Unter der Wucht ihrer Worte glitzerte es verräterisch in Giselles Augen. Jemand schnappte hörbar nach Luft und sie trat wieder einen Schritt zurück. Halb blind vor Wut und verletzten Gefühlen sah sie sich nach dem Mann um, der mit ihr hatte tanzen wollen, Zireon, ihr vierleicht einziger Rettungsanker in einem Meer fremder Gesichter, die alle mit dem Strom der Wingstons schwammen.

"Ich gehe jetzt mit ihm."

Zischte sie in Exodus' Richtung, obwohl sie den Mann, dessen Arm sie jetzt umklammerte, nicht im entferntesten kannte. Sie wusste nicht, ob er verheiratet war, Familie hatte oder sogar mit einer anderen Frau hier war. Es war ihr aber auch egal. Für das, was sie als nächstes sagen würde, spielte es keine Rolle. Es ging nur noch darum Exodus genau dort zu treffen wo er sie getroffen hatte. Damit er wusste, wie sich das anfühlte. Damit ihr eigener Schmerz für ein paar Minuten verschwand, überlagert durch Genugtuung, dass sie vielleicht ihm weh getan hatte.

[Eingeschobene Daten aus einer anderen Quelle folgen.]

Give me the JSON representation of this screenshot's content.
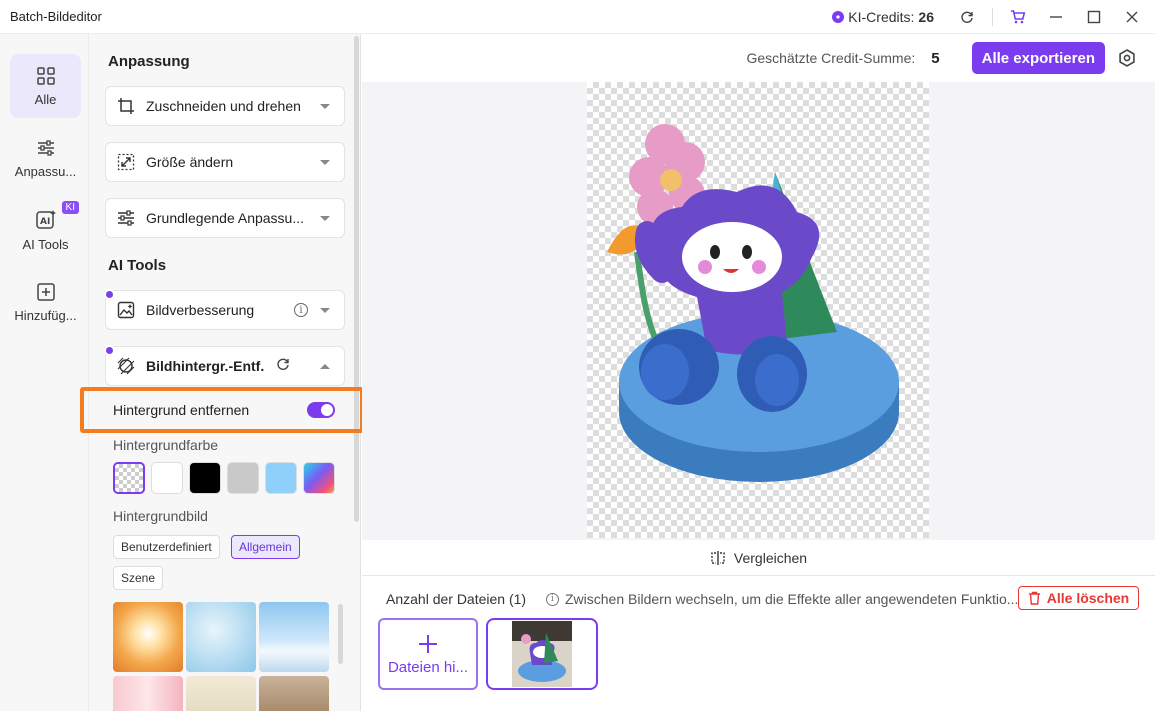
{
  "window": {
    "title": "Batch-Bildeditor",
    "credits_label": "KI-Credits:",
    "credits_value": "26"
  },
  "rail": {
    "items": [
      {
        "label": "Alle",
        "icon": "grid-icon"
      },
      {
        "label": "Anpassu...",
        "icon": "sliders-icon"
      },
      {
        "label": "AI Tools",
        "icon": "ai-icon",
        "badge": "KI"
      },
      {
        "label": "Hinzufüg...",
        "icon": "plus-square-icon"
      }
    ]
  },
  "panel": {
    "section_adjust": "Anpassung",
    "crop": "Zuschneiden und drehen",
    "resize": "Größe ändern",
    "basic": "Grundlegende Anpassu...",
    "section_ai": "AI Tools",
    "enhance": "Bildverbesserung",
    "bg_remove": "Bildhintergr.-Entf.",
    "toggle_label": "Hintergrund entfernen",
    "toggle_on": true,
    "bg_color_label": "Hintergrundfarbe",
    "bg_colors": [
      "transparent",
      "#ffffff",
      "#000000",
      "#c9c9c9",
      "#8fd0fb",
      "gradient"
    ],
    "bg_image_label": "Hintergrundbild",
    "chips": [
      "Benutzerdefiniert",
      "Allgemein",
      "Szene"
    ],
    "selected_chip": "Allgemein"
  },
  "topbar": {
    "credit_sum_label": "Geschätzte Credit-Summe:",
    "credit_sum_value": "5",
    "export_label": "Alle exportieren"
  },
  "compare_label": "Vergleichen",
  "files": {
    "count_label": "Anzahl der Dateien (1)",
    "hint": "Zwischen Bildern wechseln, um die Effekte aller angewendeten Funktio...",
    "delete_label": "Alle löschen",
    "add_label": "Dateien hi..."
  }
}
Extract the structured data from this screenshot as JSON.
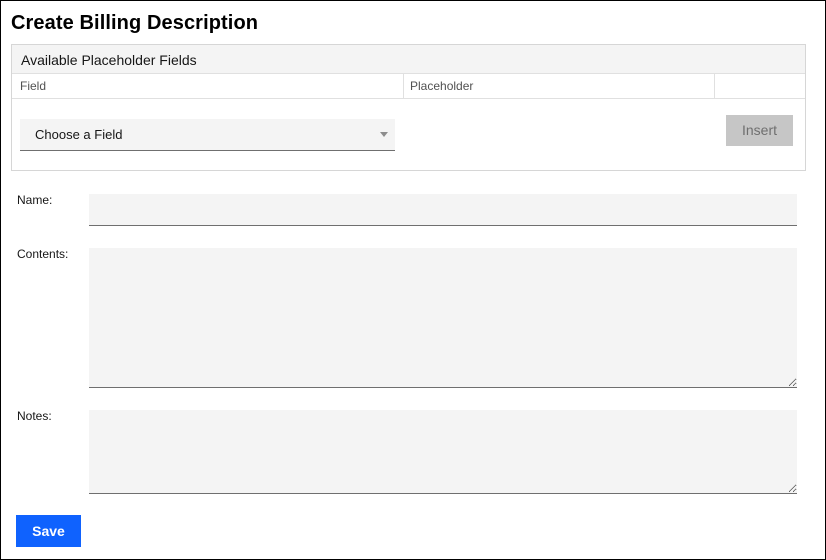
{
  "page": {
    "title": "Create Billing Description"
  },
  "placeholder_panel": {
    "header": "Available Placeholder Fields",
    "columns": {
      "field": "Field",
      "placeholder": "Placeholder",
      "action": ""
    },
    "field_select": {
      "selected": "Choose a Field"
    },
    "insert_label": "Insert",
    "insert_enabled": false
  },
  "form": {
    "name_label": "Name:",
    "name_value": "",
    "contents_label": "Contents:",
    "contents_value": "",
    "notes_label": "Notes:",
    "notes_value": "",
    "save_label": "Save"
  },
  "colors": {
    "primary": "#0f62fe",
    "field_bg": "#f4f4f4",
    "disabled_bg": "#c6c6c6",
    "border": "#e0e0e0"
  }
}
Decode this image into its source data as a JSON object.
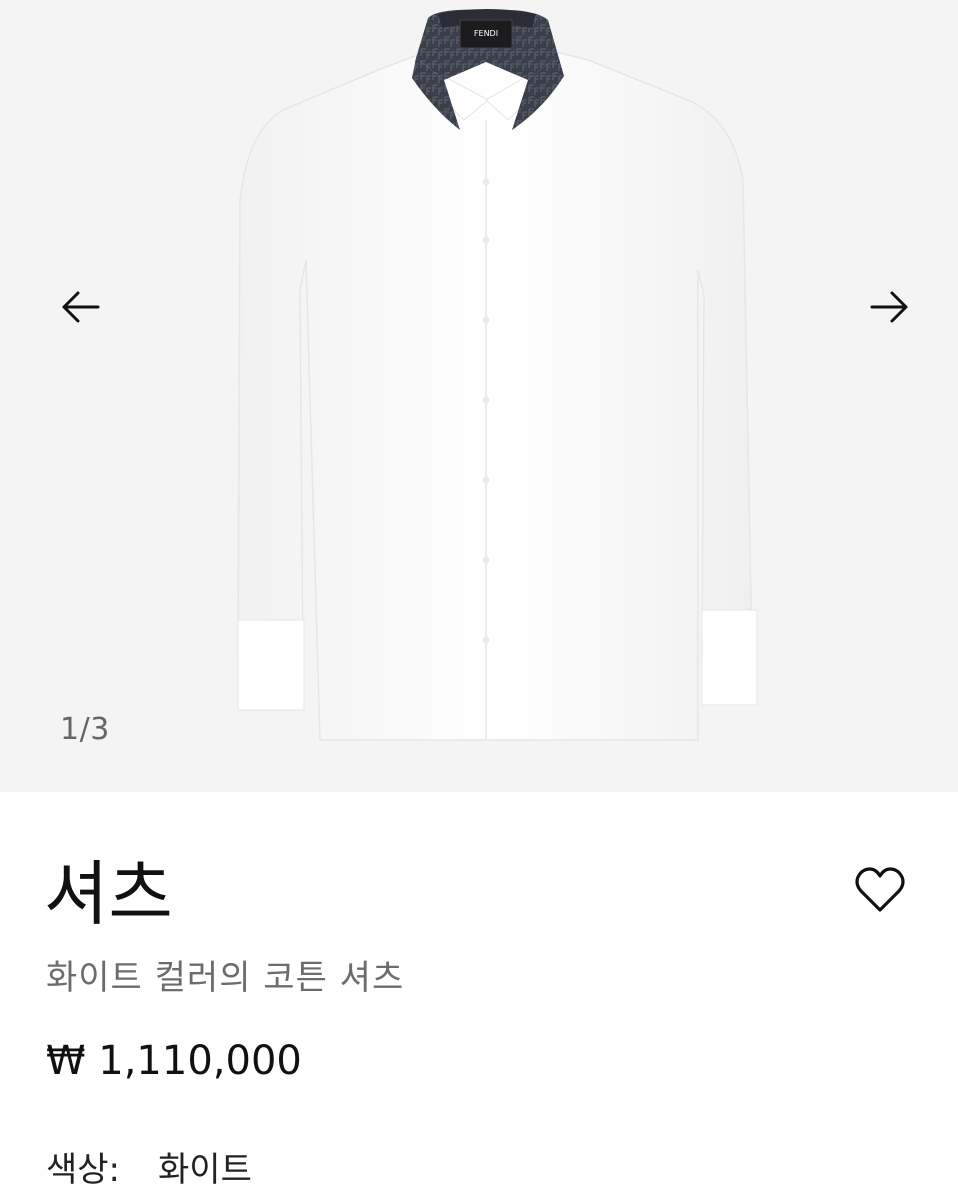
{
  "gallery": {
    "counter": "1/3",
    "prev_icon": "arrow-left-icon",
    "next_icon": "arrow-right-icon",
    "image_subject": "white-shirt-with-dark-collar",
    "collar_label": "FENDI",
    "background_color": "#f4f4f4"
  },
  "product": {
    "title": "셔츠",
    "subtitle": "화이트 컬러의 코튼 셔츠",
    "price": "₩ 1,110,000",
    "color_label": "색상:",
    "color_value": "화이트",
    "wishlist_icon": "heart-icon"
  }
}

"Zireon nimmt mich mit zu sich nach Hause, mit in sein Bett, und weisst du was? Ich werde mit ihm schlafen, die ganze verdammte Nacht lang."

Ob er wollte oder nicht, inzwischen war Zireon zu einer der Hauptfiguren in Exodus' und Giselles Konfrontation geworden. Alle Augen schienen auf ihm zu ruhen und Giselle fühlte seinen steifen Arm unter ihrer Hand. Sie war hier fertig - fast.

"So lange, bis ich mich nicht mal mehr daran erinnere, wie du dich in mir angefühlt hast."

Auge um Auge, Zahn um Zahn. Wusste er jetzt, wie sie sich fühlte? Er hatte ihr Herz gebrochen, sie erniedrigt und gedemütigt. Für ein paar Sekunden zwang Giselle sich, seinem Blick stand zu halten. Dann wollte sie sich abwenden, denn hier gab es endgültig nichts mehr für sie.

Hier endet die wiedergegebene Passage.